A mí se me borran todas las palabras que tenía en la mente. Absolutamente todas.

—Eh... Verduras... Y semillas... —Intento recuperar mi habla—. Voy a plantar cosas —resumo, rápido, sin pensar mucho.

—¡Muy bien! —Me responde ella—. Las verduras están por ese cuartito —dice mientras me señala por dónde ir.

—Gracias —digo yo, mientras me adentro al cuartito. Me tenso apenas entrar.

Justo revisando las papas —justo lo primero que quería comprar— se encuentra un hombre de espalda ancha con una camisa a cuadros; desde detrás, se ve intimidante. Y debo aceptarlo, toda la gente me tensa, pero él lo hace más; se siente extraño estar en su presencia, casi peligroso.

Pero me acerco, porque ¿qué más podría hacer? ¿Quedarme quieta y callada como una estúpida mientras espero a que se vaya?

Acerco mi mano hacia una de las papas; mi mano roza la del hombre por un breve y terrible instante. Inevitablemente, retiro mi propio brazo y alzo la mirada hacia la persona a mi lado; él tiene que bajarla para poder observarme de vuelta.

Y entonces me encuentro con un rostro algo más suave y amigable de lo que pensé que sería; reconozco a Vladimir, que se ve casi inocente, mas al verme contorsiona la cara, intentando verse tan intimidante como se ve de espaldas.
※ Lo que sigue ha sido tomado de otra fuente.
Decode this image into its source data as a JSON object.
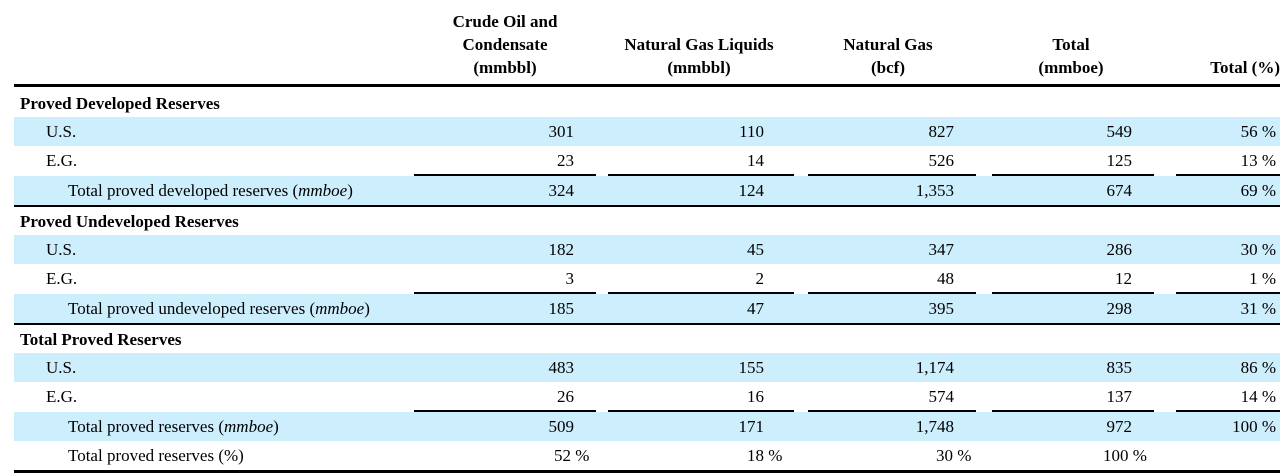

Casi me da risa, pero me contengo. Lo que no puedo contener es mi siguiente reacción, motivada por mis recuerdos, por las ganas que tuve antes y que pensé que habían desaparecido:

Lo jalo del cuello de la camisa; queda a mi altura y con su rostro muy cerca del mío, lo suficiente para que el aliento de ambos empiece a sentirse como si fuera uno solo. Y por un momento, se siente casi sensual; se siente como si pudiera rendirme ante él y quedarme minutos contemplando esos gruesos labios que hay debajo de su bigote. Se siente como si pudiera olvidarme de todo y romper la distancia.

Qué perro asco.

Odio esa repentina debilidad; odio no saber de dónde viene; odio verme consciente del silencio en el cual nos está sumergiendo.

Entonces recuerdo que debo hablar, hacer esto un poco menos raro, y al mismo tiempo, todavía peor:

—¿Me escuchaste esta mañana? —Le pregunto, cuchicheando, lo más bajo posible para que Doña Margarita no se entere del pleito entre nosotros, de la posición en la que estamos ahora mismo, del rubor que hay en mis mejillas y de mi repentina debilidad.

Pero a Vladimir no parece pasarle nada; habla de la forma más normal del mundo, casi burlándose de mí:

—Sí, dijiste que soy un inmaduro de mierda —Se carcajea en voz baja ante el recuerdo—. Realmente tienes una boca sucia.

—Aún puedes ensuciarla más.

Me arrepiento de decir eso casi de inmediato. Siento que mi diálogo es raro. Siento que debería desaparecer en este preciso instante.

Mis cicatrices vuelven a picar por un segundo.

—Sí, lo sé. Eso quiero hacer.

Esto es raro. Lo suficientemente raro para que lo suelte, para que lo deje separarse y tome mis papas de la forma más tensa posible. Recuerdo el tacto de su mano sobre la mía; me hace temblar, lo reconozco. Me pone realmente nerviosa.

Quiero huir, quiero huir, quiero huir. Siento que se nota que huyo cuando salgo del cuartito de las verduras. Siento que Doña Margarita nota que estoy conteniendo la respiración.

—Vladimir es un buen chico —Es lo que elige decir; nada que me tranquilice. Yo solamente quiero que me trague la tierra—. Deberías llevarte bien con él —continúa mientras guarda los víveres en una bolsa.

No digo nada. Siento que se nota que estoy huyendo cuando salgo de la tienda, a pasos acelerados. Aún no puedo respirar.

Mi corazón se siente como si estuviera estallando.